# Urgent Job Search visa problem



## raj_Kumar1 (May 29, 2015)

Hi All,

I completed my master in Germany last October 2014 and my old student visa was valid till end of June 2015.

I went to local immigration office to extend my student visa into Job search visa (18 months) with all required documents, I was socked what they said,''you are living in Germany illegally so i have to leave Germany'' . They also told that i haven't come for 6 months so i have to go back to home county. They taken my visa and ask me to book the flight ticket and come we will give you exit pass to exit Germany. If i want to come back to Germany you need visa again from home country.

What should i do now, Where can i get more information regarding this matter ?

Do i need to book the ticket and go back to my country and apply new job search visa ?

Jobsearch visa from home country is different than what we get in Germany after studies so kindly advice me as soon as possible or share known information because i am really running out of time.

Thanks in advance.


----------



## vronchen (Jan 26, 2012)

raj_Kumar1 said:


> Hi All,
> 
> I completed my master in Germany last October 2014 and my old student visa was valid till end of June 2015.
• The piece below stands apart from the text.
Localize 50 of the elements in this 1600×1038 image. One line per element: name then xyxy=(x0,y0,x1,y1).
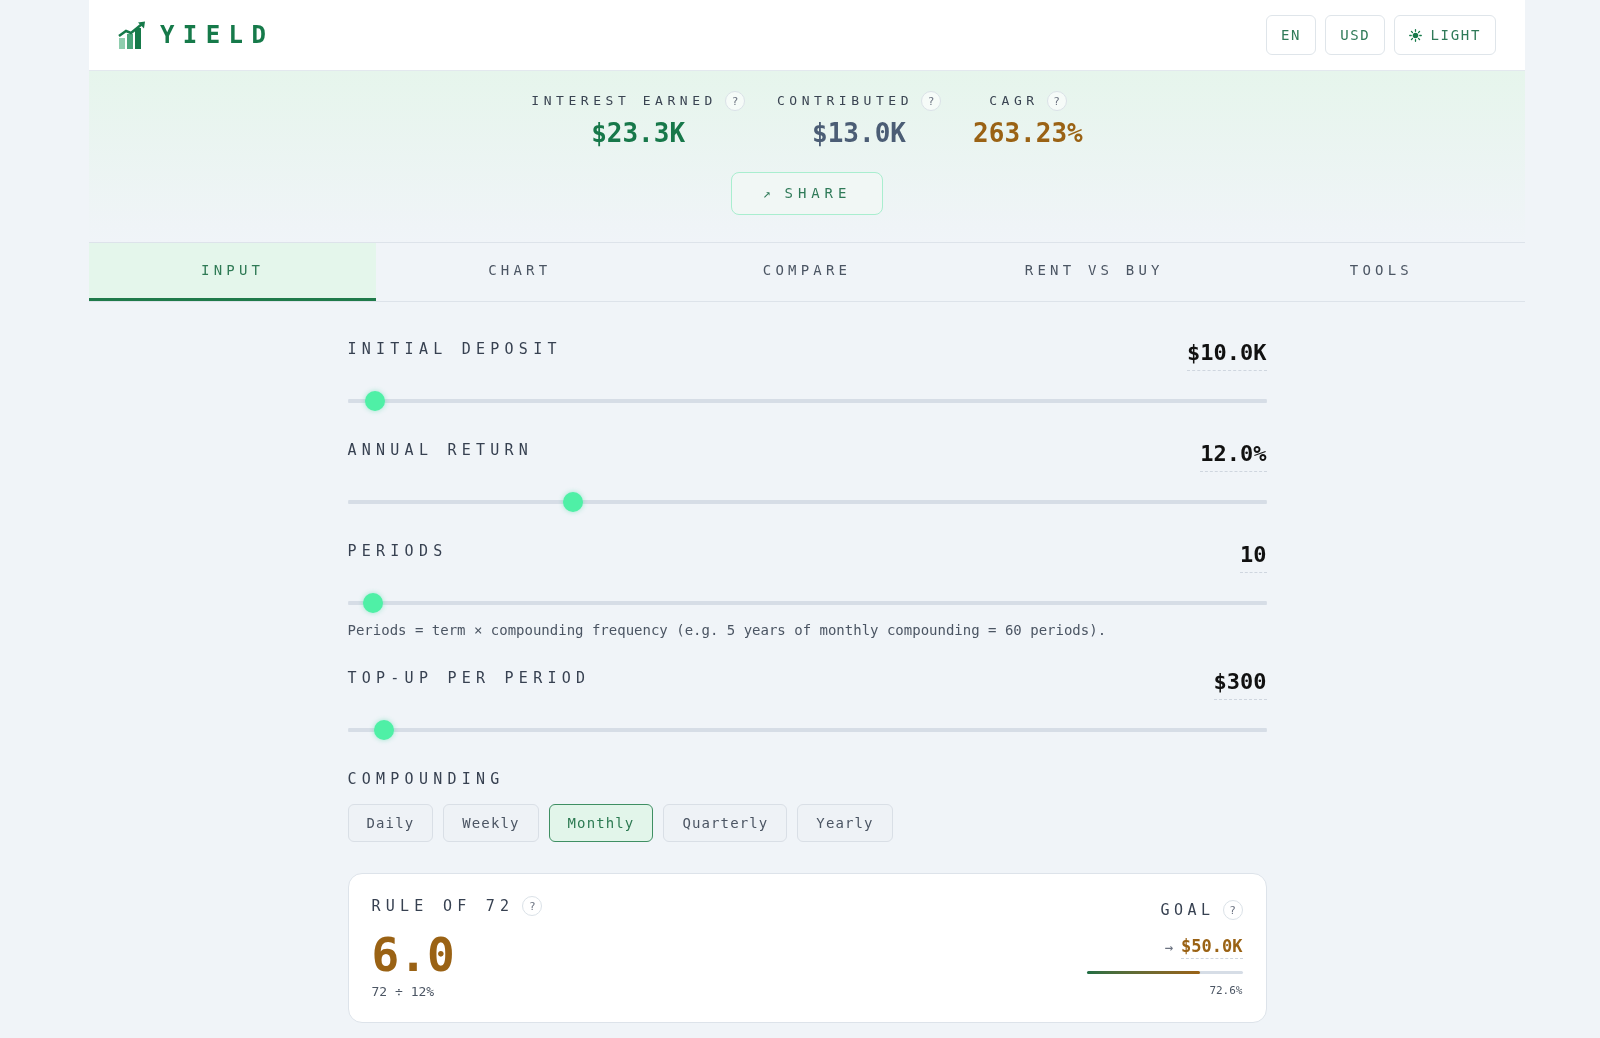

Your student visa is only valid as long as you are a student!!! You should have gone to the immigration office to apply for job search visa as soon as you graduated.



raj_Kumar1 said:


> What should i do now, Where can i get more information regarding this matter ?
> 
> Do i need to book the ticket and go back to my country and apply new job search visa ?


That is my understanding of the rules, but you may want to ask an immigration lawyer.


----------



## raj_Kumar1 (May 29, 2015)

thanks! yes i am going to ask laywer tomorrow


----------